While these papers emerge from studies in different accountability contexts (even within the USA there is considerable variation in accountability policies between states), there are thus, common themes in response to the questions outlined above. First, external accountability policies have an effect on internal school leadership in all of the contexts, but have both positive and negative effects on the development of a coherent internal story about improvement. Second, where positive effects on internal cohesiveness and a focus on improving outcomes for students are observed, there is evidence of an active role for school leaders in creating coherence. Third, but less conclusively, the papers point to a variety of ways in which leadership effects occur, but in general they point to coherence around goals, a sense of an internal “story” about school improvement, and integrity in addressing both external demands and internal conditions. The story of how this is done differs between the papers, suggesting an additional need to study how leadership, both from individuals and that which is more broadly distributed among the professional staff, contribute to managing the tension outlined in Spillane and Kenney's initial paper.
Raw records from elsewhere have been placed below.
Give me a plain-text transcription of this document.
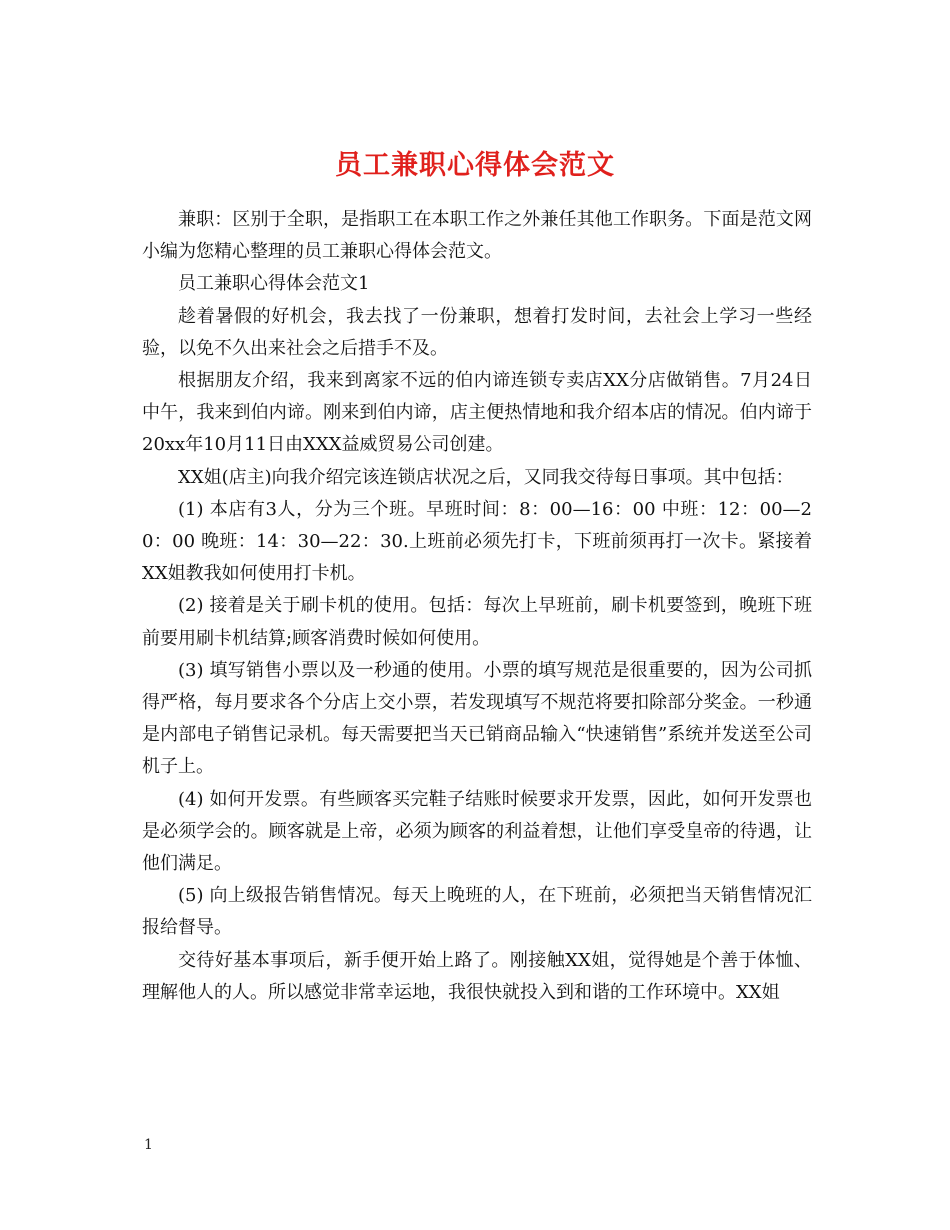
员工兼职心得体会范文

兼职：区别于全职，是指职工在本职工作之外兼任其他工作职务。下面是范文网小编为您精心整理的员工兼职心得体会范文。

员工兼职心得体会范文1

趁着暑假的好机会，我去找了一份兼职，想着打发时间，去社会上学习一些经验，以免不久出来社会之后措手不及。

根据朋友介绍，我来到离家不远的伯内谛连锁专卖店XX分店做销售。7月24日中午，我来到伯内谛。刚来到伯内谛，店主便热情地和我介绍本店的情况。伯内谛于20xx年10月11日由XXX益威贸易公司创建。

XX姐(店主)向我介绍完该连锁店状况之后，又同我交待每日事项。其中包括：

(1) 本店有3人，分为三个班。早班时间：8：00—16：00 中班：12：00—20：00 晚班：14：30—22：30.上班前必须先打卡，下班前须再打一次卡。紧接着XX姐教我如何使用打卡机。

(2) 接着是关于刷卡机的使用。包括：每次上早班前，刷卡机要签到，晚班下班前要用刷卡机结算;顾客消费时候如何使用。

(3) 填写销售小票以及一秒通的使用。小票的填写规范是很重要的，因为公司抓得严格，每月要求各个分店上交小票，若发现填写不规范将要扣除部分奖金。一秒通是内部电子销售记录机。每天需要把当天已销商品输入“快速销售”系统并发送至公司机子上。

(4) 如何开发票。有些顾客买完鞋子结账时候要求开发票，因此，如何开发票也是必须学会的。顾客就是上帝，必须为顾客的利益着想，让他们享受皇帝的待遇，让他们满足。

(5) 向上级报告销售情况。每天上晚班的人，在下班前，必须把当天销售情况汇报给督导。

交待好基本事项后，新手便开始上路了。刚接触XX姐，觉得她是个善于体恤、理解他人的人。所以感觉非常幸运地，我很快就投入到和谐的工作环境中。XX姐

1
One additional cross-cutting theme in the papers is the degree to which external accountability policies have both the anticipated effect of increasing student learning and unintended effects of various kinds. The issue of unintended effects is raised most explicitly by Vasquez Heilig, Young and Williams (At-risk student averse: risk management and accountability), who point to many unintended negative effects of the Texas accountability system on schools with large numbers of at-risk older adolescent students. However, scattered less explicitly through the other empirical papers is evidence that external accountability policies have a wide variety of unanticipated effects, some that are harmful to students or the school's internal adult culture, but others that have unanticipated positive effects. Without intervention by school leaders, the papers suggest that the anticipated positive consequences may be less likely to occur (or occur only in some places), while the opportunities for unintended negative consequences to emerge are increased. Table I is not intended to be comprehensive, but only to draw the reader's attention to the fact that the empirical papers consistently pay attention to the issue of intended and unintended policy consequences. A careful read will find additional implications for the effects of policy on leadership and schools which, collectively, point to the need for more information about the types, range and incidence of policy effects.

In sum, this special issue sheds some light on the often debated but still ambiguous question of how school-based leaders affect the implementation of accountability systems “on the ground.” Even though accountability systems are intended to issue clear, simple, authoritative and incontrovertible performance demands for schools, the studies show that local leaders’ interpretations of these demands strongly shape schools’ internal responses. The alternatives mechanisms explored in these papers include:

  • perceiving the system as enabling or, alternatively, constraining;

  • exploring vs ignoring contradictions between professional values and external equity expectations; and

  • forging a sense of value integrity that merges internal standards of good practice with external system tools (e.g. use of performance data).

While this special issue, like most, raises as many questions as it answers, as a group the papers shed considerable light on these issues, particularly on how schools are able to manage a tension between internal and external accountabilities that continue to trouble the profession.